Si la mer et le vent sont encore maniables, ils sont en cours de renforcement et ce changement de décor va intéresser les trois quarts de la flotte d’ici mardi soir. Ce nouveau tempo bénéficie dans un premier temps au troisième, MAPFRE qui approche de l’île Gough alors que le peloton commence à quitter les filets de l’anticyclone de Sainte-Hélène.

© María Muiña

Les bras de Sainte-Hélène ont enlacé la majorité de la flotte de la Barcelona World Race pendant plus de dix jours ! Entravé serait plus juste quand il faut constater que certains duos n’ont fait qu’alterner de modestes alizés d’Est et des calmes à répétition… Le plus grand perdant de cette progression par à-coups est sans conteste Mirabaud : Dominique Wavre et Michèle Paret ont vu des bateaux les contourner à moins d’une vingtaine de milles à plus de six nœuds quand eux n’apercevaient aucune ride sur l’eau ! C’est particulièrement le cas vis à vis de Pachi Rivero et Antonio Piris qui concédaient 120 milles il y a à peine six jours et alors que Renault ZE a pratiquement suivi la même trajectoire que le voilier suisse, il est ce lundi midi quarante milles devant… On peut comprendre qu’un certain abattement pèse sur les épaules de plusieurs duos. Surtout quand l’échappée des deux leaders prend une tournure aussi radicale : plus de 600 milles (1222kms) qui ne font que se multiplier au fur et à mesure que deux voiliers français approchent du premier des trois caps de ce tour du monde.

Du creux et des vagues
Car c’est une « maousse costo » qui défile (heureusement) largement au Sud de la zone de course : avec 955 hPa annoncés mercredi, la tempête qui se creuse depuis son passage sur les îles Sandwich du Sud va générer des vents de plus de soixante nœuds près de son centre et de près de quarante nœuds au Sud de l’île Gough. Le dénivelé est impressionnant puisque l’anticyclone de Sainte-Hélène approche les 1025 hPa : ce gradient de 70 hPa entre deux centres séparés de 900 milles est une véritable falaise à-pic à l’échelle de l’atmosphère entre le vaste « plateau » de hautes pressions et le « cratère » de la dépression. La pente en résultant a ainsi des allures de piste de bobsleigh…

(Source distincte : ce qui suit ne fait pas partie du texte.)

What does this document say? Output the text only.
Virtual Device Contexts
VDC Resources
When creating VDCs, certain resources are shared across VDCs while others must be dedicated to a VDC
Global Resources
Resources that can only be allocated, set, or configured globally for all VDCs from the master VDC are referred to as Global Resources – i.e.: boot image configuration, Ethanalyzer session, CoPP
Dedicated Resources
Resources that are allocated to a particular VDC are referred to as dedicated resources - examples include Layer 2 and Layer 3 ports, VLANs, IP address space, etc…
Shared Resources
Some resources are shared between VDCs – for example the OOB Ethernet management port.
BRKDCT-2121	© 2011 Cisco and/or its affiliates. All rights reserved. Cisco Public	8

Mais c’est aussi une mer très forte et chaotique qui va se former puisque de Nord-Ouest à son approche, la brise va tourner rapidement au Sud-Ouest derrière le front froid associé : deux trains de houles et de vagues qui se croisent et se percutent. Les conditions de navigation vont donc très rapidement se durcir pour presque toute la flotte, accrochant en premier lieu le cœur du peloton en approche de l’île australe. Déjà, par sa position plus Sud, MAPFRE sent le régime d’Ouest se renforcer et basculer lentement au Nord-Ouest avec un ciel de plus en plus couvert, signes annonciateurs de l’arrivée imminente de cette dépression.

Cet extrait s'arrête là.